Frontline by Dr Hilary Jones: Enthralling, enlightening and poignant – book review -
The seemingly unremarkable collision of their young lives sets in motion a family dynasty that will be at the forefront of medical advances from the killing fields of Flanders and a devastating flu pandemic right through to the discovery of penicillin and the birth of the NHS.
Doctor Hilary Jones, a General Practitioner and regular contributor to newspapers and television shows, has dug deep into his medical experience, knowledge and imagination for this epic new series charting the rise of a prominent medical family in the 20th century.
With fascinating facts on caring for the sick and wounded, the life-saving developments in medicine which were hastened by war and disaster, and featuring the bravery and resilience of the medics who risked their lives to save others, Frontline is packed with real history and drama.
Grace Tustin-Pennington, who was born into the landed gentry, grew up with five brothers in rural Gloucestershire and soon proved to be the most impulsive, impetuous and fearless of the sibling brood.
A risk-taker who is quietly efficient, confident and more than an intellectual match for her brothers, Grace decides to confound all her mother’s expectations about marrying and having children, and instead spends two years training to be a nurse.
And when the Great War breaks out in 1914, and despite her father’s vow that none of his sons would ever go to war, it is Grace who is first to volunteer with the mounted First Aid Nursing Yeomanry (FANY) and she heads off to France with the British Expeditionary Force.
Her job is to provide first-aid treatment on the spot but nothing had prepared Grace for the ‘maelstrom of death and destruction’ there. Soon she is tending grievously injured men with terrible wounds at casualty clearing stations, and working through the day and night after bombardments.
Meanwhile, Will Burnett is the teenage son of a dockworker in Chiswick in London. A studious boy, Will likes to read about biology and the natural world, and opts to apprentice as a porter at a local hospital where he is soon noted for his interest in medicine and his exceptional care of patients.
Driven to enlist by patriotism and the thrill of adventure, Will is sent out to France with his battalion but he has talents far beyond firing a gun and is quickly transferred to the Royal Medical Corps as a stretcher bearer, a job which entails risking bullets and bombs on the battlefield.
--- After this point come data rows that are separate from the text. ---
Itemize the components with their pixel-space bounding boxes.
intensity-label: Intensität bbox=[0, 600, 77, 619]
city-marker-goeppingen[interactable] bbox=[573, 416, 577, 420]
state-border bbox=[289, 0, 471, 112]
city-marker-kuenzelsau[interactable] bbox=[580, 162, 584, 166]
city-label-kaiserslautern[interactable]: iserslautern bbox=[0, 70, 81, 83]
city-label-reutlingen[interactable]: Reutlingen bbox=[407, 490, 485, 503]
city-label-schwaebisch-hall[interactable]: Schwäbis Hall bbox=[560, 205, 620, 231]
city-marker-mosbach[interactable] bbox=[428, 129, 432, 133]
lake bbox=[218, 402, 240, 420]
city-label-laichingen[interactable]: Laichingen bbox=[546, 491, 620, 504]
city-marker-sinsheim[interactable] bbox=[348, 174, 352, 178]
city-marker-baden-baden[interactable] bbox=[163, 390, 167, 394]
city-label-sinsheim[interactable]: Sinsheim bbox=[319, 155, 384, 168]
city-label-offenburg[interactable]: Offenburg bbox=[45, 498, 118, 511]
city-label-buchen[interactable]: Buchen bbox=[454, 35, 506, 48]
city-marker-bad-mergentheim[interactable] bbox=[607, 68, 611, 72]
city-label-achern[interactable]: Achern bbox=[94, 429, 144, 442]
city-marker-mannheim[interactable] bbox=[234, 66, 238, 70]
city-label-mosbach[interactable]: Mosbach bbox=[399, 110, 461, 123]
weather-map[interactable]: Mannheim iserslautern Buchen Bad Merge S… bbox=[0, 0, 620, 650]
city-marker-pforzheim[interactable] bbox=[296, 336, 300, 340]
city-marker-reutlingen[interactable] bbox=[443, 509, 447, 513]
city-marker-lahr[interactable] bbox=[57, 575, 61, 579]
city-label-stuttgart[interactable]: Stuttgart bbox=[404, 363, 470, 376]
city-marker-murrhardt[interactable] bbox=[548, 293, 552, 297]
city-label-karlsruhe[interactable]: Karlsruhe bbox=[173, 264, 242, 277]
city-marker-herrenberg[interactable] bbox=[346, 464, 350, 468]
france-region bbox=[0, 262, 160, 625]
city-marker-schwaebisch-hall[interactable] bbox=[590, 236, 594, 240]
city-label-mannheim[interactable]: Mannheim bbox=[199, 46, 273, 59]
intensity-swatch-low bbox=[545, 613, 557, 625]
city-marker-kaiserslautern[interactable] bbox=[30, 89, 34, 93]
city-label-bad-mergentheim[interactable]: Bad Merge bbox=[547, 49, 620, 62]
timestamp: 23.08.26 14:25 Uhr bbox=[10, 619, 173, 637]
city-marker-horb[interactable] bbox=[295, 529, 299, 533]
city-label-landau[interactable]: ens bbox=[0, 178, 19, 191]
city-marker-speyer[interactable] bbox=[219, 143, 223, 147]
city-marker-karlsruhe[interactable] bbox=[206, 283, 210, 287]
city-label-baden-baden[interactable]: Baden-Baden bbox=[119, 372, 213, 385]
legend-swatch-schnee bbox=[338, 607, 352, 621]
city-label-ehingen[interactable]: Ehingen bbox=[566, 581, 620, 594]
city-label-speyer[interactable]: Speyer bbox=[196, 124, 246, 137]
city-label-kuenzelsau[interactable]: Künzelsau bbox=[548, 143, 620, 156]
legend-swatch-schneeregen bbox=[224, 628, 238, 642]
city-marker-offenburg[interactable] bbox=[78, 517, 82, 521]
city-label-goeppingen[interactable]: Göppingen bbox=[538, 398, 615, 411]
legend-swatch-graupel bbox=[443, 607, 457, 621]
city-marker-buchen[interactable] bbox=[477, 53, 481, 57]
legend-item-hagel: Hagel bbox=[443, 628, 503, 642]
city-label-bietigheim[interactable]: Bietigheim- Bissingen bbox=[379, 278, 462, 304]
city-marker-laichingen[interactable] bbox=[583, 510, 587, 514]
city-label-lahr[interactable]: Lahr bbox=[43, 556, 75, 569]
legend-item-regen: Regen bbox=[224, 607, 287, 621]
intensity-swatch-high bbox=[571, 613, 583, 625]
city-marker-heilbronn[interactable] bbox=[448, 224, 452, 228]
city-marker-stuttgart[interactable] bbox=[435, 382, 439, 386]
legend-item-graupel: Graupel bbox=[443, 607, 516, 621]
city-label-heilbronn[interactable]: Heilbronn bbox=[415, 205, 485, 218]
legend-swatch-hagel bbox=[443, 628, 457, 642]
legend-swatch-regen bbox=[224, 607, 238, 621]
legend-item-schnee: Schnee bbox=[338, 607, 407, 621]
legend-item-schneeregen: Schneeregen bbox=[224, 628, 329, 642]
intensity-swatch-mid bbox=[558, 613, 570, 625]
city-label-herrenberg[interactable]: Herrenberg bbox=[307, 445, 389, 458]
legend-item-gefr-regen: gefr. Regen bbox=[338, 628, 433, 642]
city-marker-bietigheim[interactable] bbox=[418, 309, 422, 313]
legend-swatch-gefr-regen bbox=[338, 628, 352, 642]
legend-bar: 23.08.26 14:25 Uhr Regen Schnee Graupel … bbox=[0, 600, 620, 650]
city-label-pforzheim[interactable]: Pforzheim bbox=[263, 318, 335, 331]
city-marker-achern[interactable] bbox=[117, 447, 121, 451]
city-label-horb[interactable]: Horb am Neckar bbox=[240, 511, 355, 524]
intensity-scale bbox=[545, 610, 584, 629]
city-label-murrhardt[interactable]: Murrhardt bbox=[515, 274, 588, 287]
When Grace and Will meet in a field hospital in France, an instant connection is forged between the dedicated nurse and the handsome, unassuming and sensitive young soldier but as the war draws to a close and rumours of an armistice begin to circulate, so does a mysterious virus, carrying with it an unimaginable death toll across the globe...
In many ways, Frontline is an eye-opening and disturbing read as Jones makes clear the true devastation of war and its life-changing and life-ending impact on those who suffer terrible injuries. Treatments in the early days of the conflict were basic and sometimes brutal as doctors faced primitive, limited conditions and a lack of medicines and battlefield wounds know-how.
But we also witness how necessity becomes the mother of invention as new procedures, new treatments, the development of prosthetic limbs and a growing knowledge of hitherto unrecognised conditions like shell-shock become part of the medical armoury.
And alongside the exploration of pioneering medicine is a powerful and emotive story with authentic detail of the personal cost of war both on and off the battlefield, and moments of heartwarming kindness and empathy which pay tribute to the bravery and dedication of the medics who risked their own lives without question.
Enthralling, enlightening and poignant, Frontline is written with passion and heart, and is just the opener to what promises to be an exciting series.